Uno de los problemas que hay con los no lugares, cuando solo convivimos en esos no lugares, es que cuando salimos de nuestra adicción a los videojuegos –otro no lugar (hay gente que juega cuatro, cinco o seis horas al día)–, y luego nos vamos al centro comercial o a otros no lugares, estos espacios nos acaban de anestesiar. En los no lugares falta la rozadura con el mundo matérico. Mi trabajo tiene mucho que ver con ese roce entre lo onírico, lo virtual, lo digital y el mundo áspero, físico, matérico, del cuerpo, de la carne, el mundo de la sangre y del envejecimiento.
La resistencia, lo torpe, lo viejo, lo abandonado… ¿Qué le sugieren espacios urbanos como el paisaje de Detroit, emblema del denominado cinturón de óxido, tras el apocalipsis posindustrial?
No hay que irse tan lejos como Detroit. Podemos irnos a los barrios industriales donde yo tengo mis estudios en Madrid o el Downtown de Los Ángeles, zonas que están muy abandonadas y deterioradas, sobre todo a causa de la huida de la industria a China en las décadas de los 60, 70 y 80. En ese paisaje residual, envejecido y oxidado, quizás encuentro esa aspereza de la realidad a la que me he referido anteriormente, encuentro un reconocimiento de la arruga de la carne, del cuerpo que se deteriora y se hace mayor, con un espacio, un paisaje que también se hace mayor.
Me identifico con esos espacios. También yo me estoy haciendo mayor, en un par de años cumpliré 60 y, por tanto, esa frontera de la mortalidad me resulta cercana.
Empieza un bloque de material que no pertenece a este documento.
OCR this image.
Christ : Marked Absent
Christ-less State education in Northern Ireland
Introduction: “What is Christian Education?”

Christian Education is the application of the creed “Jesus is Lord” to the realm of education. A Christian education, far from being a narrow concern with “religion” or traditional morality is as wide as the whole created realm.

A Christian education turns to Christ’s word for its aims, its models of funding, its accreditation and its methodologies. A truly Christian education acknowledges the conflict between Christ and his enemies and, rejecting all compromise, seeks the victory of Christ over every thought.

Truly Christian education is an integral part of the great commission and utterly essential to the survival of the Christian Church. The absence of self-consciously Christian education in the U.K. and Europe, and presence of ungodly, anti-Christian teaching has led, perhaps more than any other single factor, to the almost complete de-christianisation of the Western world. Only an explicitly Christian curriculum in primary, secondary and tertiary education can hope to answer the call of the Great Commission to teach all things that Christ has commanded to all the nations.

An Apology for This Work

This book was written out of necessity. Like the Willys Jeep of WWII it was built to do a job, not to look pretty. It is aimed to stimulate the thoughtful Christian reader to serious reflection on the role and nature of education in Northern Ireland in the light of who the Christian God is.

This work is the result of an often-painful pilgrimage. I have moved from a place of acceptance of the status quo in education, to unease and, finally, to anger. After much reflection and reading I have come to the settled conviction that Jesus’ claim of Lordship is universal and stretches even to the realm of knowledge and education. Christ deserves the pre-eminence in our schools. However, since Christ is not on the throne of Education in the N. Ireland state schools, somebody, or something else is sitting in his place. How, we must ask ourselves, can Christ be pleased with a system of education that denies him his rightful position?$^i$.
Es algo que nunca pensaba de una forma seria cuando tenía 20 o 30 años. En los 40 empieza a asomarse y es un clásico que los artistas de más de 40 o 50 años de edad comienzan a trabajar su mortalidad de una forma directa.
Esos paisajes abandonados son paisajes que nos recuerdan el envejecimiento de todas las cosas, no solamente de nosotros, sino también de nuestras culturas, de nuestras ciudades, de la obsolescencia de todo. Aceptar esto es un acto de humildad. Y, al hilo de esta reflexión, aceptar el deterioro inevitable de las cosas es lo que produce nuestro enganche a lo nuevo, ese placer de comprarte el móvil recién sacado de la caja y quitarle el plastiquito, ouuuuuua, te hace sentir más joven, al menos durante unos meses porque, inevitablemente, el móvil se va rayando, se cae, deja de funcionar bien con una actualización… La vida nos recuerda que todo pasa.
En Shred (2021), plantea una crítica a la banalidad y la estética del criptoarte. Paradójicamente, esta obra no se vendió hasta que su galería de Nueva York la asoció con un NFT. ¿Asistimos a la desmaterialización del arte?
En efecto. Es uno de los temas que a mí me han interesado de los NFT: la desmaterialización total de la obra de arte, la licuefacción, volviendo a un término de Bauman, de la obra de arte.
Soy crítico ante esa desmaterialización porque, para mí, el placer que me genera ver una obra de arte física, con toda su textura, toda su materialidad, incluyendo la materialidad digital porque, hoy, lo digital puede tener una materialización, creo que produce una riqueza de la experiencia del público que, de alguna forma, se puede perder cuando se queda como algo que se puede contemplar únicamente en una pantalla.
No estoy necesariamente cerrado a los NFT, lo que sí sé es que paso demasiado tiempo delante de esta pantalla, la que estoy utilizando ahora mismo para comunicarme contigo, y estoy más interesado en sacar el mundo de esta pantalla a mi realidad, más que zambullirme en este espacio digital a través de la realidad virtual y de otras tecnologías. Lo que quiero es que el espacio digital salga aquí y tenga esa convivencia que, como digo, está siempre presente en mi trabajo.
En ese sentido, si los NFT pudieran tener una manifestación física interesante, no estoy cerrado a ellos, aunque todavía soy una criatura de lo físico y lo matérico, posiblemente la gente 30 años más joven que yo eso ya lo han abandonado por completo y no tienen ningún problema.